Daily we would walk 12 blocks in both the morning and the evening and sometimes a third time when I got home from work, depending on how hot the temperature was.
I am a Substitute Teacher and work for 4 different school districts. One morning, 5:30 am, I would clip his leash to his collar and then open the front door so we could go for our morning walk. This morning I missed the ring on his collar, he knew before I did, he bolted to the end of the walkway, turn looked at me, I went after him, just a few feet from him he bolted again, down to the corner of the block, turned looked at me then waited till I got just about in reach then he’s bolt again, go 1/2 block, look at me and wait till I almost got to him and he’d bolt again. Catch me if you can. We did this for 6 blocks before he turned around and dash running past me and out of eye sight. I was in a panic. What was I to do? I could not go out looking for him, I would lose my job, I had to be at the school, I had no one to call, no one at the school till I got there. I worried about him getting hit by a car. I worried about him falling into the many keys and him not being able to swim or caught up by logs and weeds in the water and drowned. Saddened I decided to go home, get ready to go to work and prayed for Torch’s safety.

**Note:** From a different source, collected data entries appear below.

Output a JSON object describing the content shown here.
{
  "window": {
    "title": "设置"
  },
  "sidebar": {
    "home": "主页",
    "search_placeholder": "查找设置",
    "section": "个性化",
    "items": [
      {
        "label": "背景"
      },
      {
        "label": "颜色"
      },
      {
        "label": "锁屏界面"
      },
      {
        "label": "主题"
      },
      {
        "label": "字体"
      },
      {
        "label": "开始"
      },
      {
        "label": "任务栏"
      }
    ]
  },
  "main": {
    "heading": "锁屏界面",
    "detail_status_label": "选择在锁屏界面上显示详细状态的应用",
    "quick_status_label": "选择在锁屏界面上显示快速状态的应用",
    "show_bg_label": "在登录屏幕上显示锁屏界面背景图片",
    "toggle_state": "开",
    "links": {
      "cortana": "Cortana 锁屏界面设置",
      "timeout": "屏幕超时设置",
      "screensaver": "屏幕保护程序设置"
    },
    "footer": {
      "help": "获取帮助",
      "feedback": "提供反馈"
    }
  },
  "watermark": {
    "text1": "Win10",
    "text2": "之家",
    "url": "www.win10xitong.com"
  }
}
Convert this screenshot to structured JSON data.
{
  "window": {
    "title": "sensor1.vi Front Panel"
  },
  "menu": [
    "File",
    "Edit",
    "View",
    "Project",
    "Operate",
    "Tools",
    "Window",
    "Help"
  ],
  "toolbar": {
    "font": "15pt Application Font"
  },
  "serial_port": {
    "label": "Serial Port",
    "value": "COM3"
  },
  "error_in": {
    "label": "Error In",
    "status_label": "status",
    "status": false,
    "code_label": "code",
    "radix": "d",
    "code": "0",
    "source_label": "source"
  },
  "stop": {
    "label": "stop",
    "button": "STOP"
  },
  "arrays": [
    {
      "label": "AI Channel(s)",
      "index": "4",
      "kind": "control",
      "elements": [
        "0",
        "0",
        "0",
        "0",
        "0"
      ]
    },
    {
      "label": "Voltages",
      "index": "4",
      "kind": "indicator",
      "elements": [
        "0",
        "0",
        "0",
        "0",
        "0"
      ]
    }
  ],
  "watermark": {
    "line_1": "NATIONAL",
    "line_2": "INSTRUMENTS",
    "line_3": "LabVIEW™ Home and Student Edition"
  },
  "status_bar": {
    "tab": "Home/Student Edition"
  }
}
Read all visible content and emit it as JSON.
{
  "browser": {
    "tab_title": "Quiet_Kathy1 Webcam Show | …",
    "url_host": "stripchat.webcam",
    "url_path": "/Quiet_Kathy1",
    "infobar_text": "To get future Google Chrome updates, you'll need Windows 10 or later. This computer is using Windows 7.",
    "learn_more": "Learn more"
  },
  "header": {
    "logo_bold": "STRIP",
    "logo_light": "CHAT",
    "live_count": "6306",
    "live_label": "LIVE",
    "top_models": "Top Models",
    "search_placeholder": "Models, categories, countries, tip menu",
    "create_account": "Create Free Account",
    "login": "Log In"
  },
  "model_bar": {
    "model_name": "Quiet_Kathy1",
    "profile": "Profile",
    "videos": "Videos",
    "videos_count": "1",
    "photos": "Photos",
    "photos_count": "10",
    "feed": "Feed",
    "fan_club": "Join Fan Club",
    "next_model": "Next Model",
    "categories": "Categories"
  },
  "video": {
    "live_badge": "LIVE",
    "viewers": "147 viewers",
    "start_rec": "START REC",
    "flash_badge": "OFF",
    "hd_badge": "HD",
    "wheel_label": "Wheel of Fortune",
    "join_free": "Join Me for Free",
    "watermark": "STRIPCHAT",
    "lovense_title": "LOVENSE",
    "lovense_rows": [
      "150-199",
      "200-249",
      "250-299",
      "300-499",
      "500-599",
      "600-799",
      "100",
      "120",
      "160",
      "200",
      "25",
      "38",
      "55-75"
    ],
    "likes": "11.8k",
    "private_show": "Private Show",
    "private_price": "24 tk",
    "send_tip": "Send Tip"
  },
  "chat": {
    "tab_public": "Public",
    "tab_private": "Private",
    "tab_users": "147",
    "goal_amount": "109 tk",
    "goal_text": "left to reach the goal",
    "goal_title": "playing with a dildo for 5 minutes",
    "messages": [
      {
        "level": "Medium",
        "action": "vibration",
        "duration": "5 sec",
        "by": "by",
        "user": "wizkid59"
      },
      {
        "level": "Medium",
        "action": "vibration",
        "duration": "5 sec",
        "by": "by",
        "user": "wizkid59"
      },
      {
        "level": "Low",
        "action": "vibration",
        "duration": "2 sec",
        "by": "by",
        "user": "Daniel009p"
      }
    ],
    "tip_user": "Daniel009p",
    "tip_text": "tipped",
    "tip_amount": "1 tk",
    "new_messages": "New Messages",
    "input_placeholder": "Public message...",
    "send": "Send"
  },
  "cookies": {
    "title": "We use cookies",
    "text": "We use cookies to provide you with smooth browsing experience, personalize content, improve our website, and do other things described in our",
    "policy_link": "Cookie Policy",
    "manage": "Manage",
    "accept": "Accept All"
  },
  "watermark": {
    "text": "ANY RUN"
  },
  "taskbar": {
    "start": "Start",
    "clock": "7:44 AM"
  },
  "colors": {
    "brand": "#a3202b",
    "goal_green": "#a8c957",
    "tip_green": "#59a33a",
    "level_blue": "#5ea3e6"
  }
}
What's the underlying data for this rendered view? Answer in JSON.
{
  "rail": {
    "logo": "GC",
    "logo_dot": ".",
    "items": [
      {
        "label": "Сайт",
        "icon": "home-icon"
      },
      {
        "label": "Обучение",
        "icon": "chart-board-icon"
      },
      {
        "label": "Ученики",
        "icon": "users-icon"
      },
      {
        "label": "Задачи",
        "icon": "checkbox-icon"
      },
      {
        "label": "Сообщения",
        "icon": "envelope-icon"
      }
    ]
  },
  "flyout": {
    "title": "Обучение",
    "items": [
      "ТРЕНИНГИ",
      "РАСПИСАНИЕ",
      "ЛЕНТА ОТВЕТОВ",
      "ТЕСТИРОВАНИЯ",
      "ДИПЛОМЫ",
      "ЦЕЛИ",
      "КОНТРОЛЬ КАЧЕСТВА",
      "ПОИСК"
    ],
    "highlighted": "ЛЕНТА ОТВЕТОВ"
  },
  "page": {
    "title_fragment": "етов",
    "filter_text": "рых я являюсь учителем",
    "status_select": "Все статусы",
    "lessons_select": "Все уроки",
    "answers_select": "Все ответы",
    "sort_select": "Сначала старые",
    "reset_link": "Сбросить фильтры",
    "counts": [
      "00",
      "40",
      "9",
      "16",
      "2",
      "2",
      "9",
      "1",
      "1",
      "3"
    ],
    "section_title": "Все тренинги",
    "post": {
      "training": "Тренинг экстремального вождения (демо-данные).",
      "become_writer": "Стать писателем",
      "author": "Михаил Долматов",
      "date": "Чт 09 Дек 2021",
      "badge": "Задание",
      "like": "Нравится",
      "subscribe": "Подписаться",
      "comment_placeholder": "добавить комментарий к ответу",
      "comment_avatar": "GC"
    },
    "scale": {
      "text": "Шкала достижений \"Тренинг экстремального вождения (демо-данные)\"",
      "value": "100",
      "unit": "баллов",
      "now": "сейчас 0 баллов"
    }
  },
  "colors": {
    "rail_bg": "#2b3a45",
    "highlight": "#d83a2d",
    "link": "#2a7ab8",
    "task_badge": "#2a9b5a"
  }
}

After the 6 blocks back I walked though my front door which I had left open, closed it and there around the corner in the living room on his bed was Torch smiling at me.
Both Torch and Bandit, my Rottweiler are genetically stored with ViaGen and they are buried side by side at my home. They were both my BFFs and I love and miss them very much. Though Torch I discovered that my ideas of adopting a geriatric dog was all wrong.